P.-S. — Le mot erreur vient de nous échapper un peu à la légère dans ce que nous avons dit de M. Germain, se rectifiant au sujet de l’origine antique de la danse du Chevalet, accusée par le vase du musée de Béziers. À proprement parler, il n’y a pas eu erreur de la part du savant historien, et nous admettons très-bien l’explication philosophique qu’il a bien voulu nous donner depuis, de vive voix, sur ce point.

L’esprit humain n’est pas tellement inventif que la danse du Chevalet, c’est-à-dire une danse dans laquelle figure nécessairement un cheval postiche, de bois ou de carton, n’ait pu naître à des époques différentes et en plus d’une localité.
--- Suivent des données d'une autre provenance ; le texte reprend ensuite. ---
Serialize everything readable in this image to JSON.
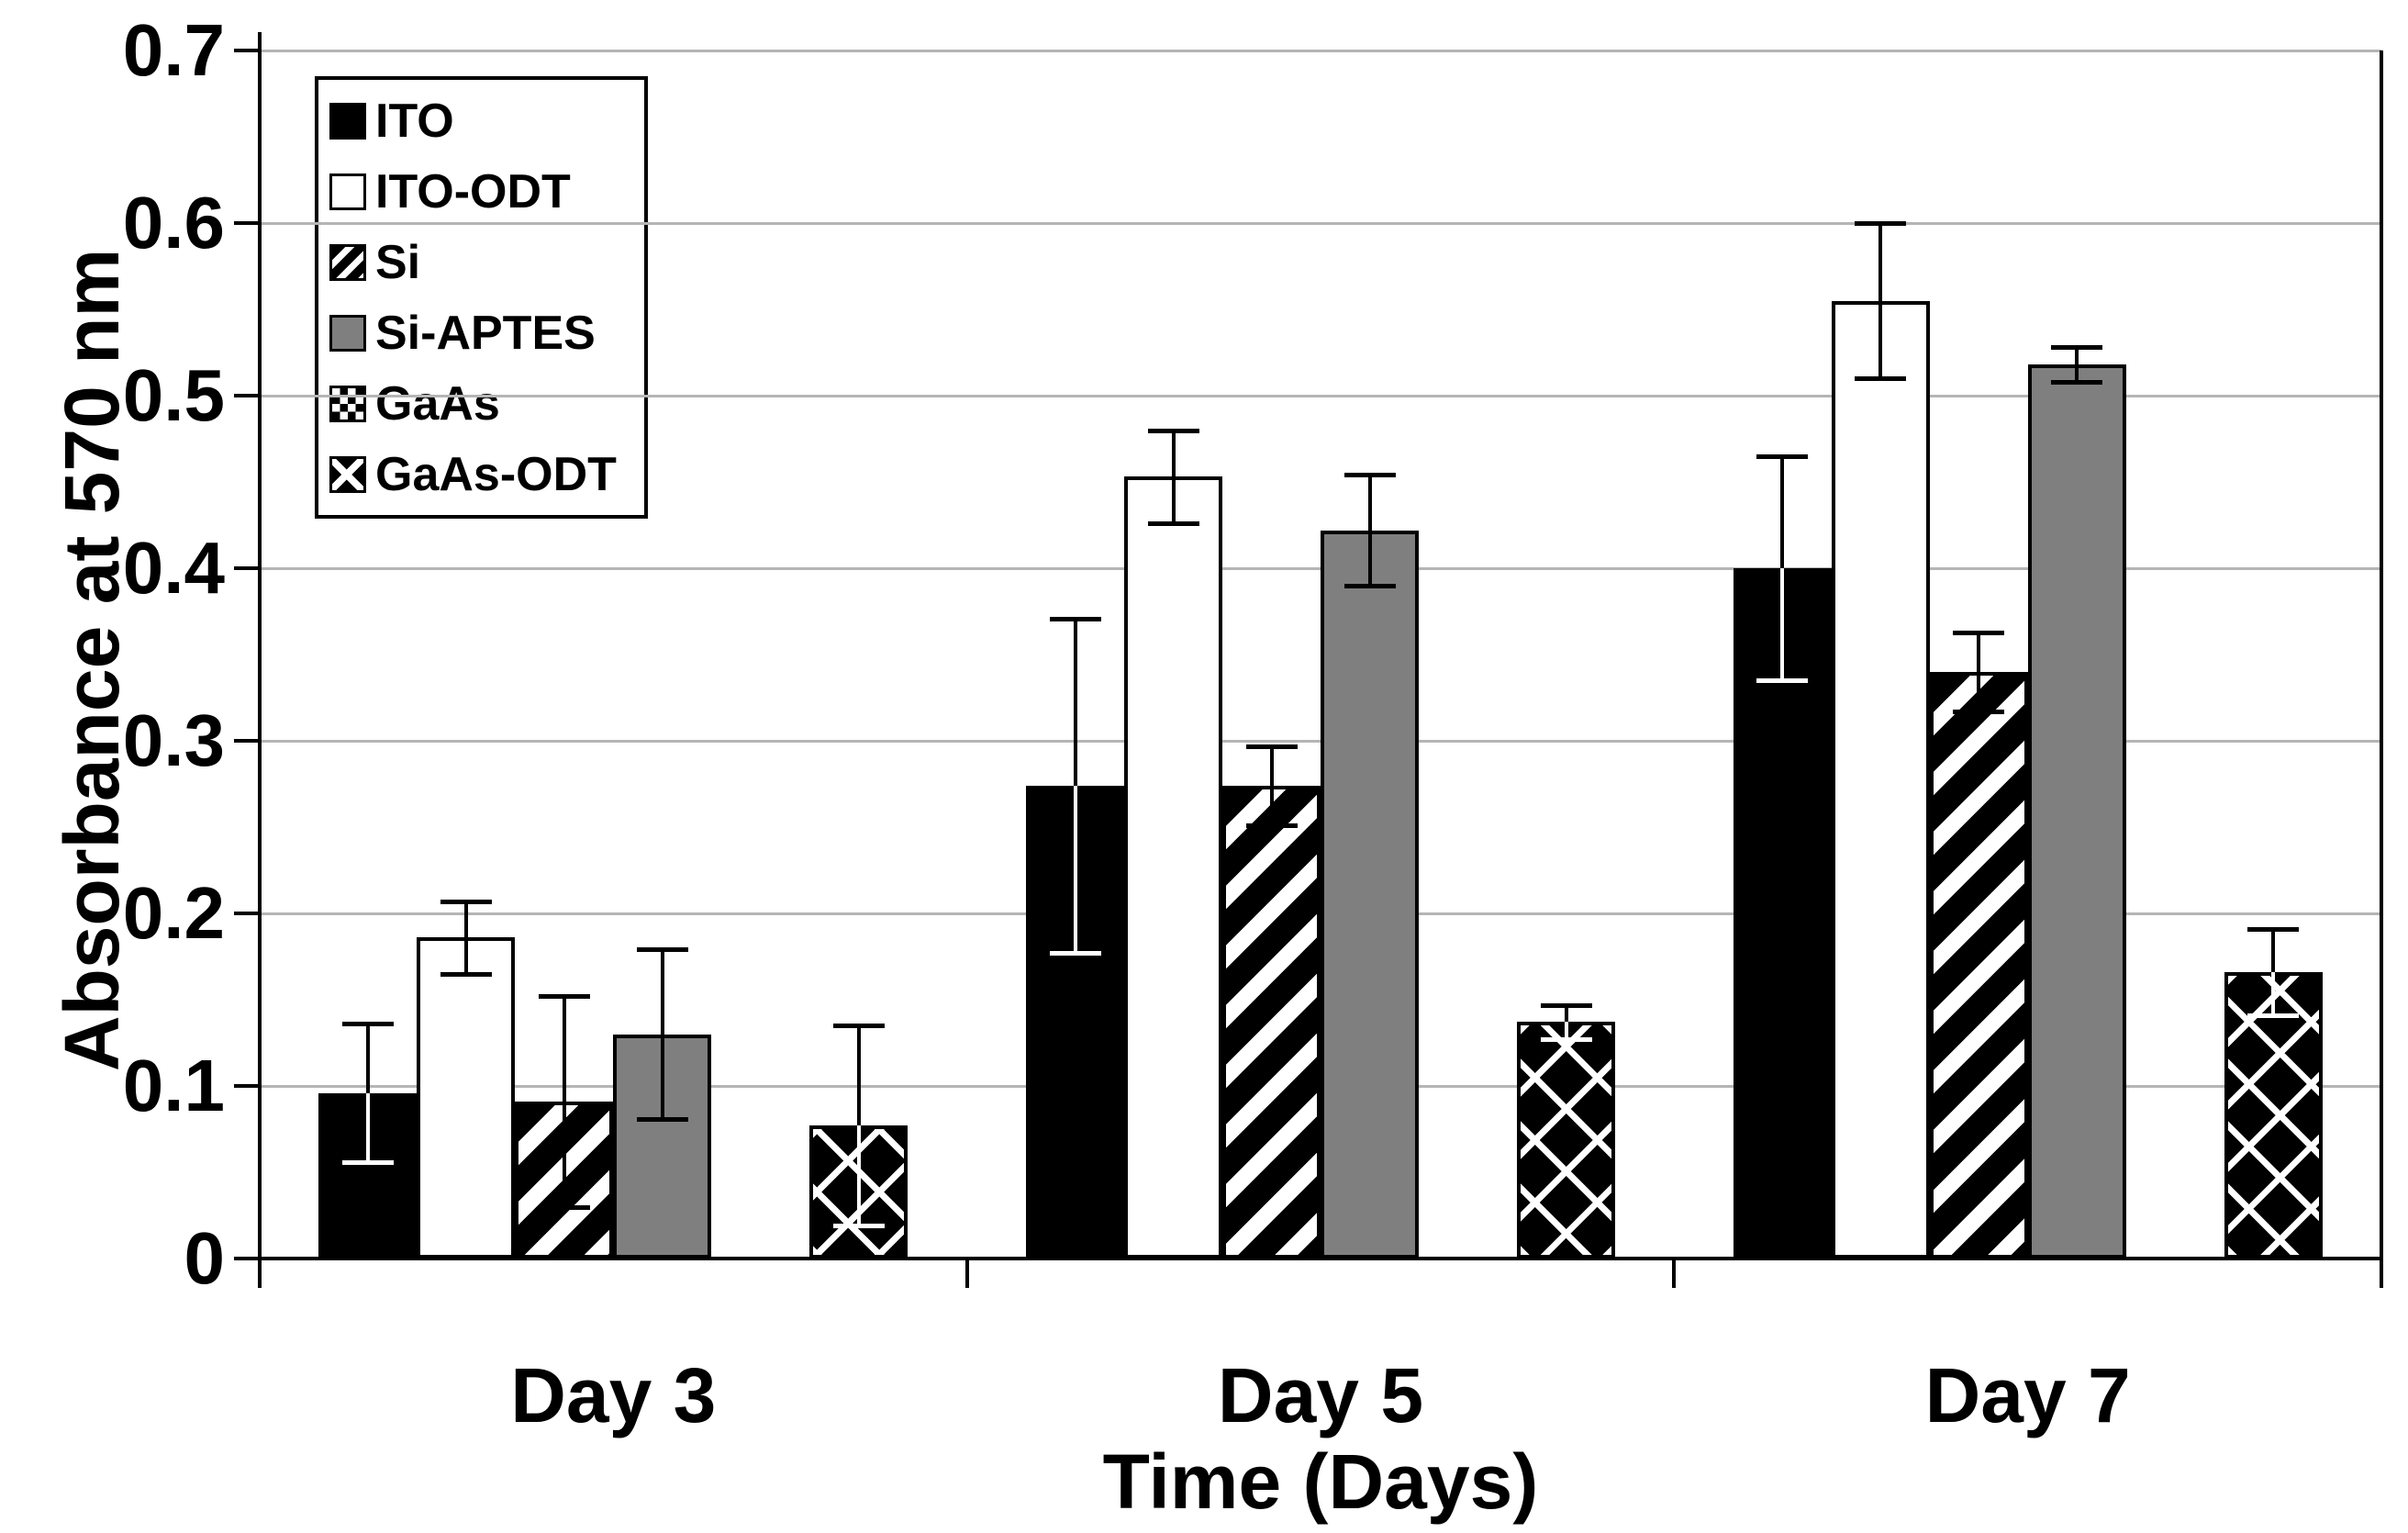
{
  "chart_data": {
    "type": "bar",
    "title": "",
    "xlabel": "Time (Days)",
    "ylabel": "Absorbance at 570 nm",
    "ylim": [
      0,
      0.7
    ],
    "yticks": [
      "0",
      "0.1",
      "0.2",
      "0.3",
      "0.4",
      "0.5",
      "0.6",
      "0.7"
    ],
    "grid": true,
    "legend_position": "top-left-inside",
    "categories": [
      "Day 3",
      "Day 5",
      "Day 7"
    ],
    "series": [
      {
        "name": "ITO",
        "pattern": "solid-black",
        "values": [
          0.096,
          0.274,
          0.4
        ],
        "errors": [
          0.04,
          0.097,
          0.065
        ]
      },
      {
        "name": "ITO-ODT",
        "pattern": "white",
        "values": [
          0.186,
          0.453,
          0.555
        ],
        "errors": [
          0.021,
          0.027,
          0.045
        ]
      },
      {
        "name": "Si",
        "pattern": "diagonal-stripes",
        "values": [
          0.091,
          0.274,
          0.34
        ],
        "errors": [
          0.061,
          0.023,
          0.023
        ]
      },
      {
        "name": "Si-APTES",
        "pattern": "solid-gray",
        "values": [
          0.13,
          0.422,
          0.518
        ],
        "errors": [
          0.049,
          0.032,
          0.01
        ]
      },
      {
        "name": "GaAs",
        "pattern": "checkerboard",
        "values": [
          0,
          0,
          0
        ],
        "errors": [
          0,
          0,
          0
        ]
      },
      {
        "name": "GaAs-ODT",
        "pattern": "diamond-crosshatch",
        "values": [
          0.077,
          0.137,
          0.166
        ],
        "errors": [
          0.058,
          0.01,
          0.025
        ]
      }
    ],
    "colors": {
      "gray_fill": "#7f7f7f",
      "gridline": "#b5b5b5",
      "axis": "#000000",
      "background": "#ffffff"
    }
  }
}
Il suffisait d’une circonstance où le cheval jouait un rôle pour donner lieu à une manifestation de ce genre ; il a pu s’en produire une chez les Grecs, à l’occasion du fameux cheval de Troie.

La légende poétique ou dorée, des siècles présente d’autres cas de ces analogies frappantes entre des récits authentiques et des inventions fabuleuses, nés les uns et les autres sous tous les climats et à toutes les latitudes : le vrai engendre le faux ou l’apocryphe. Ainsi l’émouvante aventure du Roumieu (le Pèlerin), si populaire en Provence, n’est autre que l’histoire même du célèbre poète persan Firdousi, que la calomnie fit tomber en disgrâce, à soixante-dix ans, dans la Cour où il avait si longtemps vécu, et qui s’en retourna à pied dans son pays natal, sous un costume de derviche. La fable de Bélisaire, imaginée, paraît-il, au xiiie siècle, se rapproche de cet ordre d’idées, mais l’infortuné de Firdousi, mort en l’an 1020 de notre ère, ne laisse aucun doute aux historiens et critiques qui l’ont racontée.
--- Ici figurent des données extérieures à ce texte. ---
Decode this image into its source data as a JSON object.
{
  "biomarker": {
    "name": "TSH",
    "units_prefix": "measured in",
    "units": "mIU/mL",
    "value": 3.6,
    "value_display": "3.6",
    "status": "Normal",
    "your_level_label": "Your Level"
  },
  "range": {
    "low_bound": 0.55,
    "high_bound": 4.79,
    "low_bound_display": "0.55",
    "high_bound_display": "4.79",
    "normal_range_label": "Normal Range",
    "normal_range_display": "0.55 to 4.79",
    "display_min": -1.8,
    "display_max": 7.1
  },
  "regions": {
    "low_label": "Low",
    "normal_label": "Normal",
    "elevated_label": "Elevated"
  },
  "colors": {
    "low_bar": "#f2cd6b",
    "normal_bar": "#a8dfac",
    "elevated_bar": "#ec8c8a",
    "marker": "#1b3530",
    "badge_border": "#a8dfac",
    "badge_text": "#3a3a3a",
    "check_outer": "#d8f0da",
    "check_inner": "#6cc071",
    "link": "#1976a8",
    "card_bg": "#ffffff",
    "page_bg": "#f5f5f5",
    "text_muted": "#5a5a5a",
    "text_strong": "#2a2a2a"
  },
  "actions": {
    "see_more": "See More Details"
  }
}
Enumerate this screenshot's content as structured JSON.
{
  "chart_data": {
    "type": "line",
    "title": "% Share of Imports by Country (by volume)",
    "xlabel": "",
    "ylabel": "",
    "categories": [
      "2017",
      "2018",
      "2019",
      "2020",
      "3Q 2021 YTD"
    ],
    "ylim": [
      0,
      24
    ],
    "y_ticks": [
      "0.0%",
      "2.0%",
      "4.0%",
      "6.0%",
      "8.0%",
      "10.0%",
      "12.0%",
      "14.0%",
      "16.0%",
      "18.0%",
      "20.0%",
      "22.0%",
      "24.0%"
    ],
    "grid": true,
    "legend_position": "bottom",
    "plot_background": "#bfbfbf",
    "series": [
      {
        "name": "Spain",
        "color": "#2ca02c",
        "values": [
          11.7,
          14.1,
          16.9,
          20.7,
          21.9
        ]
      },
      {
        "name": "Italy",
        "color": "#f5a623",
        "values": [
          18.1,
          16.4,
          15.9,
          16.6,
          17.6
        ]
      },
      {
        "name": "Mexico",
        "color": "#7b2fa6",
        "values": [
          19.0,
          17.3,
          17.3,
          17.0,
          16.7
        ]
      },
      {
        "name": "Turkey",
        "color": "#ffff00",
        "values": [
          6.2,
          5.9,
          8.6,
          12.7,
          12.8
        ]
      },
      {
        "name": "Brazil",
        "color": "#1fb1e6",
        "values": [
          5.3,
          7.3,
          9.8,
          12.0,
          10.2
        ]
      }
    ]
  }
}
Et même dans cette épopée des temps antiques et héroïques de la Perse, ce Livre des rois, auquel le poëte Firdousi, l’Homère de son pays, a dû sa gloire, que de traditions et de légendes qui ont leur pendant dans la plus haute mythologie antique et dans celle des temps plus rapprochés de nous ! « Le plus célèbre épisode du poëme, la rencontre du héros Roustem et de son fils Sohrab est, dit Sainte-Beuve, une belle et touchante histoire qui a couru le monde, qui a refleuri dans mainte ballade en tout pays, et que bien des poètes ont remaniée ou réinventée à leur manière, jusqu’à Ossian dans son poëme de Carthon et jusqu’à Voltaire dans sa Henriade. Voltaire n’avait pas lu assurément Firdousi, mais il a eu la même idée, celle d’un père, dans un combat, aux prises avec son fils, et le tuant avant de le reconnaître… »
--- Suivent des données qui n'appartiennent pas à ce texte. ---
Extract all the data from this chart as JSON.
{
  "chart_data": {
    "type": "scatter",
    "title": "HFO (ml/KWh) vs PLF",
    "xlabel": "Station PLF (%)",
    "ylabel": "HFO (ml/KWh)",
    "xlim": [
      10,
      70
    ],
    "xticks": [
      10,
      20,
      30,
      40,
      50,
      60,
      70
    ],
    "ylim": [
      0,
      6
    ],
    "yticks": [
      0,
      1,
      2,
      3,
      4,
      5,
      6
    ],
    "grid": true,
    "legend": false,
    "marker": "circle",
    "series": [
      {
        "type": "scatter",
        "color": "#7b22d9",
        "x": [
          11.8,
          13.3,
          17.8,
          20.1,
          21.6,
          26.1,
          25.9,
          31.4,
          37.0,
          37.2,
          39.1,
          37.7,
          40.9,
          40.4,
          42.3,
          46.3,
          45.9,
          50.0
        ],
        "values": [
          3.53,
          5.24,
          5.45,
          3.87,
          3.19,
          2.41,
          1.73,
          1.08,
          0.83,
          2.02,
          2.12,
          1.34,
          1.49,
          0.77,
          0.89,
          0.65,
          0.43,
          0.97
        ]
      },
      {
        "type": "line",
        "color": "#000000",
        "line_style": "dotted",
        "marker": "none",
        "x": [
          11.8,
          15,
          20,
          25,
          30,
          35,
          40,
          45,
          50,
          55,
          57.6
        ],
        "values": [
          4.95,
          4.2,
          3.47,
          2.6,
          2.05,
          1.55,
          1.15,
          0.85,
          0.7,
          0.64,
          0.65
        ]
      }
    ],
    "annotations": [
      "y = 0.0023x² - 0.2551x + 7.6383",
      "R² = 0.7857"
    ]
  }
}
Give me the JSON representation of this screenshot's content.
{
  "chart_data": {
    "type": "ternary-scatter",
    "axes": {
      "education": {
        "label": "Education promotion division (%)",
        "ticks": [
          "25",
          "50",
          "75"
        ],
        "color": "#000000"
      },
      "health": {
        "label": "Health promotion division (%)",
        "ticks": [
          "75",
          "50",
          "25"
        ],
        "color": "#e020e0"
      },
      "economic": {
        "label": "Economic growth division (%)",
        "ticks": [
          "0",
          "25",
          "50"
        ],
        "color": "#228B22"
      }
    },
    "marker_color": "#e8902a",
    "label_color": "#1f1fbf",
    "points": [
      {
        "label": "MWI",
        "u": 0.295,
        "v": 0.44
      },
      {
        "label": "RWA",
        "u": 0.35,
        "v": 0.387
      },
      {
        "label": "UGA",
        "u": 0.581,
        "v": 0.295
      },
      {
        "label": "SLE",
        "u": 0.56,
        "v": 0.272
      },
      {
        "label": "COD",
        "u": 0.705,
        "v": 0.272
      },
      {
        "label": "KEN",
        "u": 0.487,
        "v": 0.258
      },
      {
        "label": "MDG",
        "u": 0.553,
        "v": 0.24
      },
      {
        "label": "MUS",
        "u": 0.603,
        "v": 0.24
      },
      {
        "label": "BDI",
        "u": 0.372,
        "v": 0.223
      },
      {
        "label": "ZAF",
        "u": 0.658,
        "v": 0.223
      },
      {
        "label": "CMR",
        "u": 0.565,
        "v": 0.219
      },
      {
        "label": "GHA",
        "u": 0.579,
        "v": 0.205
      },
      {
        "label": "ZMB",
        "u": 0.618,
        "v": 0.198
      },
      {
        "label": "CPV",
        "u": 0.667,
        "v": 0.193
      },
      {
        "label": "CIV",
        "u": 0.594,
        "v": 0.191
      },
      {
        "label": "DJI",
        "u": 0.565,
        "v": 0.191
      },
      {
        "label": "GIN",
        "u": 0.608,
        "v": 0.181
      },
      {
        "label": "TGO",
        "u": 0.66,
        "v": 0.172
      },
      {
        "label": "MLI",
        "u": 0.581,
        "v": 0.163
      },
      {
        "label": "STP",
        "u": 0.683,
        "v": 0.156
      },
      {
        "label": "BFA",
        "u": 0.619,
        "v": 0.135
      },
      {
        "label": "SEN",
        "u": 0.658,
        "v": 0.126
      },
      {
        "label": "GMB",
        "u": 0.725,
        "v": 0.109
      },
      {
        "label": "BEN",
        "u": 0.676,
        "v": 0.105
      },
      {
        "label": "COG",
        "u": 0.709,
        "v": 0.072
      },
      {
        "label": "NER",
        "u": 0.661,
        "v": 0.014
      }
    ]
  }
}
Pour en terminer avec la danse du Chevalet, nous avons la preuve qu’elle a existé, dans l’antiquité et au moyen âge, autre part encore qu’à Montpellier : mais elle n’en constitue pas moins, dans cette dernière ville, un fait local et d’une incontestable originalité.



  1. Il fut tué en combattant pour les Albigeois, à la bataille de Muret, le 12 septembre 1213.
  2. Histoire de la Commune de Montpellier, tome I, page 246.
  3. Vieux chroniqueur catalan, cité par M. Germain, en appendice, tome I, page 311.
  4. Village situé aujourd’hui sur le chemin de fer de Montpellier à Cette et l’une des stations les plus voisines de Frontignan, la ville des muscats.
  5. Histoire de la ville de Montpellier, par le chanoine d’Aigrefeuille ; 1 vol. in-fol., 1737, page 63.
  6. Voyez dans l’Histoire de la Comédie, tome I, page 421, l’appendice intitulé Le Chevalet (Paris, Didier, in-8, 1864).